I'm not sure of the ideal implementation, but one that pleases my eye is to add a keyword arugment for one() etc:

session.query(Player).filter_by(id=my_player_id).one(create=True)

Or simply add a new method:

session.query(Player).filter_by(id=my_player_id).get_or_create()

Comments (16)

  1. Michael Bayer repo owner

    we have this. it's called merge().

    p1 = Player(id=some_id)
    p1 = session.merge(p1)
    

    give that a try and reopen if you can describe how this doesn't suit the "get or create" model.

  2. Markus Meskanen reporter
    • changed status to open

    http://stackoverflow.com/questions/2546207/does-sqlalchemy-have-an-equivalent-of-djangos-get-or-create/42879583?noredirect=1#comment72884826_42879583

    merge() only works if you already know in advance the primary key... if you're trying to upsert/get_or_create based on a Column with a unique constraint, you'll end up with an IntegrityError, since it'll not actually merge your new instance with the existing record. See stackoverflow.com/a/10561643/293735

    This seems like a valid complaint, although not something I would've thought of myself.

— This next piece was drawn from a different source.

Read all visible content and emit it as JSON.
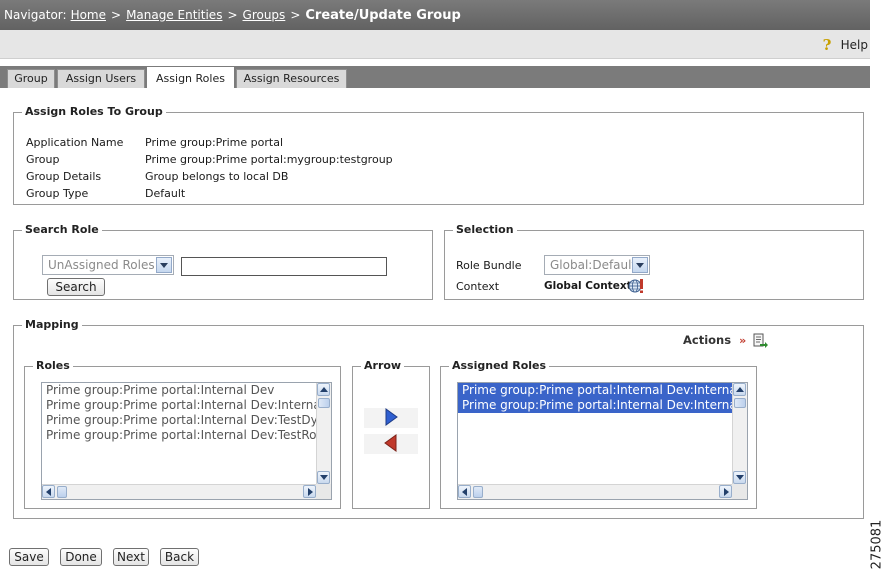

  3. Michael Bayer repo owner

    OK so let's talk about "create".

    First, tell me what you don't like about this pattern:

    p1 = session.query(Player).filter(<whatever unique thing you are looking at >).one() or Player()
    

    where I'm going is I'm guessing you want it to do the "Player()" part for you, and that's a problem. but let me know what else is wrong with the above (as well as making yourself a "def get_or_create()" that does that one liner).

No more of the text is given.